"Nie było go w autobusie". Dramatyczne poszukiwania 7-latka przywracają wiarę w ludzi
7-latek z gminy Trzeszczany (woj. lubelskie) wysiadł ze szkolnego autobusu na złym przystanku. Opiekun się nie zorientował. Chłopiec szedł sam kilka kilometrów polami. Szukało go 35 funkcjonariuszy i zrozpaczona matka.
Nie było go w autobusie
Po chłopca na przystanek wyszła babcia, jednak autobus się nie zatrzymał. Kobieta poinformowała mamę 7-latka, że dziecko nie wróciło. Pani Aneta wyruszyła na poszukiwanie syna. Na przystanku spotkała opiekuna ze szkolnego autokaru, który prywatnym autem przyjechał szukać chłopca, kiedy zorientował się, że jego podopieczny zniknął.Mama chłopca poinformowała służby o zaginięciu dziecka. Do akcji włączyło się 25 policjantów, 8 strażaków i 2 strażników granicznych. - Myślałam, że zawału dostanę, jak mi opiekun powiedział, że chyba syna zgubili, bo wysiadł ze szkolnego autobusu nie tam, gdzie powinien. Ale ten pan był chyba jeszcze bardziej przerażony niż ja. Kiedy pojechaliśmy szukać syna, to powiedział, że coś sobie zrobi, jeśli się nie odnajdzie. Bardzo to przeżywał - mówiła w rozmowie z Dziennikiem Wschodnim pani Aneta.

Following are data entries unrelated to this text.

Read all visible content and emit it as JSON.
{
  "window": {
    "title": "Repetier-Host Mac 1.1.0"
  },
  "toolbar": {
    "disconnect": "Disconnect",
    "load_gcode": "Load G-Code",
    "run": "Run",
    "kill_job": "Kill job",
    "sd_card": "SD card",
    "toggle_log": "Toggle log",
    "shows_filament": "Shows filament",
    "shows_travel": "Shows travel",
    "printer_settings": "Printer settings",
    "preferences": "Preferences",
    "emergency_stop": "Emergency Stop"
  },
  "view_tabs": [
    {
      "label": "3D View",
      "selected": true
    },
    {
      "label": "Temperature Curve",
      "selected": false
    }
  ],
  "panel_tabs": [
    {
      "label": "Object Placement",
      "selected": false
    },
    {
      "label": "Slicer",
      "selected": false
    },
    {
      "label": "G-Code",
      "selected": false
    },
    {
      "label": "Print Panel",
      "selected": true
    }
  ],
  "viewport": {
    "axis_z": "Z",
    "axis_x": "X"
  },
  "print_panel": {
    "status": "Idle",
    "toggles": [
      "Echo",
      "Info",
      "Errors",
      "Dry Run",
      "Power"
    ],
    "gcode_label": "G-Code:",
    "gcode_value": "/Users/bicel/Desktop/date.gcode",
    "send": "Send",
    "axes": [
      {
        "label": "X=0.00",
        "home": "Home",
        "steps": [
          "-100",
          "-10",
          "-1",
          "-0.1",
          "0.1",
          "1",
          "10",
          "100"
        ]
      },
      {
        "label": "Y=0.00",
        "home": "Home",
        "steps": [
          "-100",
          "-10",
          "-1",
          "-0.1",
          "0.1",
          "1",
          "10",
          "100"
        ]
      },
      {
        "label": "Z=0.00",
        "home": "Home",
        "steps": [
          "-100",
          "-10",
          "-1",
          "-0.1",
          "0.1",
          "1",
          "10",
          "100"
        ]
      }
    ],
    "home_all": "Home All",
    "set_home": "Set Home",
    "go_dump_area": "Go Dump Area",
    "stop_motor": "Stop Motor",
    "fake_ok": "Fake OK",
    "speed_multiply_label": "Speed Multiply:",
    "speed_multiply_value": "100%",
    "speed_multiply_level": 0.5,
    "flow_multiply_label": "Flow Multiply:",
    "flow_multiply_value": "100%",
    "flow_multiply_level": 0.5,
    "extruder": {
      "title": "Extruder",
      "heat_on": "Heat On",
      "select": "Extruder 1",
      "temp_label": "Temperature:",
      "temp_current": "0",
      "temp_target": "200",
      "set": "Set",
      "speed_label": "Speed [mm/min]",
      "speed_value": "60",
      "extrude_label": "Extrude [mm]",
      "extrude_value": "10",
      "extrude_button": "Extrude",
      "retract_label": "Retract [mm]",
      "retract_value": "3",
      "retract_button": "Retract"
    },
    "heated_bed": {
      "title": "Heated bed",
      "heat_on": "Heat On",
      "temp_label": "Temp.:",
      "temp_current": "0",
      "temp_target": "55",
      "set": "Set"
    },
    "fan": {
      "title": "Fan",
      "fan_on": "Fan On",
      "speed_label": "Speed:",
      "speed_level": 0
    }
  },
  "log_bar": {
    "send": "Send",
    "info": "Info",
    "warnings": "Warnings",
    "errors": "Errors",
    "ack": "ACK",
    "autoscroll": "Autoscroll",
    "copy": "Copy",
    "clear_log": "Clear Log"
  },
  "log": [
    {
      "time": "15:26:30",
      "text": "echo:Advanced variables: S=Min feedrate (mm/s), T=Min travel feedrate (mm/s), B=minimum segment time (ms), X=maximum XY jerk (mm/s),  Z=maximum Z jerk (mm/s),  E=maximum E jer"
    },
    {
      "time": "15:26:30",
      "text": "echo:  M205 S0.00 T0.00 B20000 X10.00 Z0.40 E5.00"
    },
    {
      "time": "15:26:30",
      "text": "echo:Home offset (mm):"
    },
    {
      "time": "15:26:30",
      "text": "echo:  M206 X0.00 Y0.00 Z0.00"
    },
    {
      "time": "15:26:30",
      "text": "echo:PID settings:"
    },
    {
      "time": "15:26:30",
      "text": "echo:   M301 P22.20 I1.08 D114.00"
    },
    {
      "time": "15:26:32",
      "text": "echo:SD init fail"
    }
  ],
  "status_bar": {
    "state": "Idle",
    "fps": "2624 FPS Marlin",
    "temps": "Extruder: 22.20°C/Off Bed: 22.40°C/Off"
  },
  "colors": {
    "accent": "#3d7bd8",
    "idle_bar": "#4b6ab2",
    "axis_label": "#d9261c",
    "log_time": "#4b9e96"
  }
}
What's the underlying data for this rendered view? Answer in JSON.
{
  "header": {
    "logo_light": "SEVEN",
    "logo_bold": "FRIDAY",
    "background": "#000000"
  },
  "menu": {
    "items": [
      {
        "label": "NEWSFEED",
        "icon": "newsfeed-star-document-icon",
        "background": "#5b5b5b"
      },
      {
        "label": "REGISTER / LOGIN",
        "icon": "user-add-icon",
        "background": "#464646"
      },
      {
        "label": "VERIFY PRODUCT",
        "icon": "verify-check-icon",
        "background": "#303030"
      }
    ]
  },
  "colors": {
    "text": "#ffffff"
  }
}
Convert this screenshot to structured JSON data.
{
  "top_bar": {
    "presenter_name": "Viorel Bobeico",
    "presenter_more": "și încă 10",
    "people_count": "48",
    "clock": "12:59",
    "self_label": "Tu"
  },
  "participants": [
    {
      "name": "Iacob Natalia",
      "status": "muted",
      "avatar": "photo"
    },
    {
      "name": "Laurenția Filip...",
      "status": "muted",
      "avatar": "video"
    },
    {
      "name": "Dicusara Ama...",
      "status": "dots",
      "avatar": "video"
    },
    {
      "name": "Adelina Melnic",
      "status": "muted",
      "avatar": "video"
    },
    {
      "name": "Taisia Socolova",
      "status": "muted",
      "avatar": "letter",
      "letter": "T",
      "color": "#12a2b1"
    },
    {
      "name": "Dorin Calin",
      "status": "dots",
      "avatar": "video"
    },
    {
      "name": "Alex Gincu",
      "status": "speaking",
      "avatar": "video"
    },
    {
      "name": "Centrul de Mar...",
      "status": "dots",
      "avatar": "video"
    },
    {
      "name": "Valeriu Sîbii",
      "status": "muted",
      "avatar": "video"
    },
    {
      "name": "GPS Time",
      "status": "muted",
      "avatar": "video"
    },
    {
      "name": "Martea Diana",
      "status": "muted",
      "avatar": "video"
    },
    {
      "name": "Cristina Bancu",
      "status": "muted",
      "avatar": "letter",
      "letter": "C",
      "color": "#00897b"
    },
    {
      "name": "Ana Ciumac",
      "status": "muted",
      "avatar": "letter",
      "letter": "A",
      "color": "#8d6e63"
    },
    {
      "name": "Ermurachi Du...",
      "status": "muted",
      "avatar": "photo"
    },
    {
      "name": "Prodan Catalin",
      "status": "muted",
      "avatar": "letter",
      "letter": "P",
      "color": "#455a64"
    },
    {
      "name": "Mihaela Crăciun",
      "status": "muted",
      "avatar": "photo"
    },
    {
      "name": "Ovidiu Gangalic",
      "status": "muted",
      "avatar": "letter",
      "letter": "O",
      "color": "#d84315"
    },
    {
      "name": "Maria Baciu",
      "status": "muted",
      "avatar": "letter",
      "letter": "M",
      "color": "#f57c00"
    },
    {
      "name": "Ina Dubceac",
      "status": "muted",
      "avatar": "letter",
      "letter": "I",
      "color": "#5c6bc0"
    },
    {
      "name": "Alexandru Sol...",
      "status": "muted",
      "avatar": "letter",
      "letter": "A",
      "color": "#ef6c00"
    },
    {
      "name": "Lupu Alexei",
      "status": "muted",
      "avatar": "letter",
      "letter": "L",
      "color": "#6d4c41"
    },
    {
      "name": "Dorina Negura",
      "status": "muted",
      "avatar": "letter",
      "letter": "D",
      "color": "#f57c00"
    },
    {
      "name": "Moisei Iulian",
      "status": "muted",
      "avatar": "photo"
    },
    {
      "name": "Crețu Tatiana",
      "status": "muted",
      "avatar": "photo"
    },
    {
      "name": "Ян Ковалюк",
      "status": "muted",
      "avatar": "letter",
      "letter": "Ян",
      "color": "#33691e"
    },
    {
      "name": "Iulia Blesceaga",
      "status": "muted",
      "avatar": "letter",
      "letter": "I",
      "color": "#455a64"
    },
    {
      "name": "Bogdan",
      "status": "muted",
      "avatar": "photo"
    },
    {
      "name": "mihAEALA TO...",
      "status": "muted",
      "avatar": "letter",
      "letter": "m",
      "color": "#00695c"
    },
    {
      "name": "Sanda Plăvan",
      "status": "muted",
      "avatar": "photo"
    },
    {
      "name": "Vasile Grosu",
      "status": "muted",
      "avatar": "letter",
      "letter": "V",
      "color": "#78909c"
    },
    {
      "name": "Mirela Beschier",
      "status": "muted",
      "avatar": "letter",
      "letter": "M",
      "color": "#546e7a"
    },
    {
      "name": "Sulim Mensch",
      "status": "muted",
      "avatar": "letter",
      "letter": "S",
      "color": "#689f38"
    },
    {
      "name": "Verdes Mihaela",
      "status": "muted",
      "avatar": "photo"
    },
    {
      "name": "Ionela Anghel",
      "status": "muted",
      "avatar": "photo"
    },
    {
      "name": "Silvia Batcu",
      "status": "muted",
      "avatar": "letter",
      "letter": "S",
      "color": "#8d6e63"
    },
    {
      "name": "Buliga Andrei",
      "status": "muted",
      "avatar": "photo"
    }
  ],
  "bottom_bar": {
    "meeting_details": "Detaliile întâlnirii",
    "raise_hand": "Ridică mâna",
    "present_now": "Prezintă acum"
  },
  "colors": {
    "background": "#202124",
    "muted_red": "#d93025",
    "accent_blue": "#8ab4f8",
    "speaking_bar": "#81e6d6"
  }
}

Wysiadł nie tam, gdzie trzeba
Okazało się, że 7-latek wysiadł w Majdanie Wielkim, kilka kilometrów od domu. Chłopiec wykazał się jednak ogromnym rozsądkiem i poszedł polami do najbliższych zabudowań. Tam poprosił o pomoc napotkanego mężczyznę. Ten odwiózł go do domu.Teraz policjanci sprawdzą, czy cała sytuacja nie była wynikiem zaniedbania ze strony osoby sprawującej opiekę nad dziećmi w czasie powrotu ze szkoły. Tego dnia opiekunkę, która zwykle jeździ z dziećmi i zna je, zastępowała inna osoba.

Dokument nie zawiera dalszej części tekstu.